Und was hat das nun alles mit Martin Birch zu tun? Sehr viel, denn der – damals grad 21 Lenze jung und damit jünger als die Bandmitglieder – hat den von der Band im Proberaum erzeugten Krach eingefangen („er war der erste der sich angehört hat wie wir im Proberaum klingen, bevor er uns aufnehmen wollte“ – O-Ton der Band) und daraus einen kohärenten Sound geformt. Die Band war beeindruckt von seiner Leistung, widmete ihm den letzten Song des Albums und heuerte ihn für die nächsten Jahre als Stammproduzenten an.
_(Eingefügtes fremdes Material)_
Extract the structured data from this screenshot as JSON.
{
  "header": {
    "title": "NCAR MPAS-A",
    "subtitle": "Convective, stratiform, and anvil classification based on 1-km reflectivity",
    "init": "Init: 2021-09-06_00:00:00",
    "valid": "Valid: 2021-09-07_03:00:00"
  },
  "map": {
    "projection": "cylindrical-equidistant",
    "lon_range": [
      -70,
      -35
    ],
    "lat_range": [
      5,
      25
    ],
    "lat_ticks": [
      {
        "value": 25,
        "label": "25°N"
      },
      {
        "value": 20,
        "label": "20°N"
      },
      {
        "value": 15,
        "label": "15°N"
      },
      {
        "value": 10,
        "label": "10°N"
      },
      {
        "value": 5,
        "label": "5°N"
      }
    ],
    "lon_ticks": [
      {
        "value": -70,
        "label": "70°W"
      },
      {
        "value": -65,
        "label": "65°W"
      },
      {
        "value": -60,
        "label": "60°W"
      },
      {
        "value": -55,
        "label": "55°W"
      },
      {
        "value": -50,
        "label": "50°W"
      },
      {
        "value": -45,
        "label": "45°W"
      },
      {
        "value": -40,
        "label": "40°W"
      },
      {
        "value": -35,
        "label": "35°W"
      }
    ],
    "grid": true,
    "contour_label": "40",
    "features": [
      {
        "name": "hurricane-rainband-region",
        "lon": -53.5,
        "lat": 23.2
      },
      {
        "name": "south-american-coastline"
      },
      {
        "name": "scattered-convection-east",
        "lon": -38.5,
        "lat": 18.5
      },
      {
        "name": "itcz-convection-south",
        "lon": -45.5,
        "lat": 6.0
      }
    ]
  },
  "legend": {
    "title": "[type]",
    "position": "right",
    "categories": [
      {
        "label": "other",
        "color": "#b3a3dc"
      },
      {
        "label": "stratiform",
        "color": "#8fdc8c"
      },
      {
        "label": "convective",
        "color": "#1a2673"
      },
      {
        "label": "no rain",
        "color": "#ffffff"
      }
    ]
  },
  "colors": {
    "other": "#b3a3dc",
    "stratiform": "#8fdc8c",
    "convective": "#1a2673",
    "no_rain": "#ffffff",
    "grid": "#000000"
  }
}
Birch leitete somit die Aufnahmen für Meilensteine wie Machine Head (jepp, das Ding mit Smoke On The Water), aufgenommen bei widrigsten Bedingungen mitten im Winter mit einem mobilen Tonstudio in einem verlassenen Hotel (und nicht etwa im schicken Aufnahmetempel). Er zauberte mit einfachstem Aufnahmeequipment, was heute von jedem billigen Heimstudio übertroffen wird, die Mutter aller Livealben zusammen (Made In Japan), war später verantwortlich für den Sound auf von mir so geschätzten Klassikern wie Rising von Rainbow, Heaven And Hell von Black Sabbath und natürlich sämtlichen Großtaten von Iron Maiden zwischen 1981 und 1992. Damit war er bereits damals lebende Legende, bevor er sich in einen sehr frühen Ruhestand zurückzog. Er hat also den Sound dessen was man heute Hardrock und Heavy Metal nennt ganz entscheidend geprägt.

Ihm zu Ehren hab ich mir In Rock grad das erste Mal seit langer Zeit wieder am Stück reingepfiffen, und auch wenn das Ding 50 Jahre alt ist klingt es frisch, modern und unverbraucht – und wird das auch in 50 Jahren noch tun.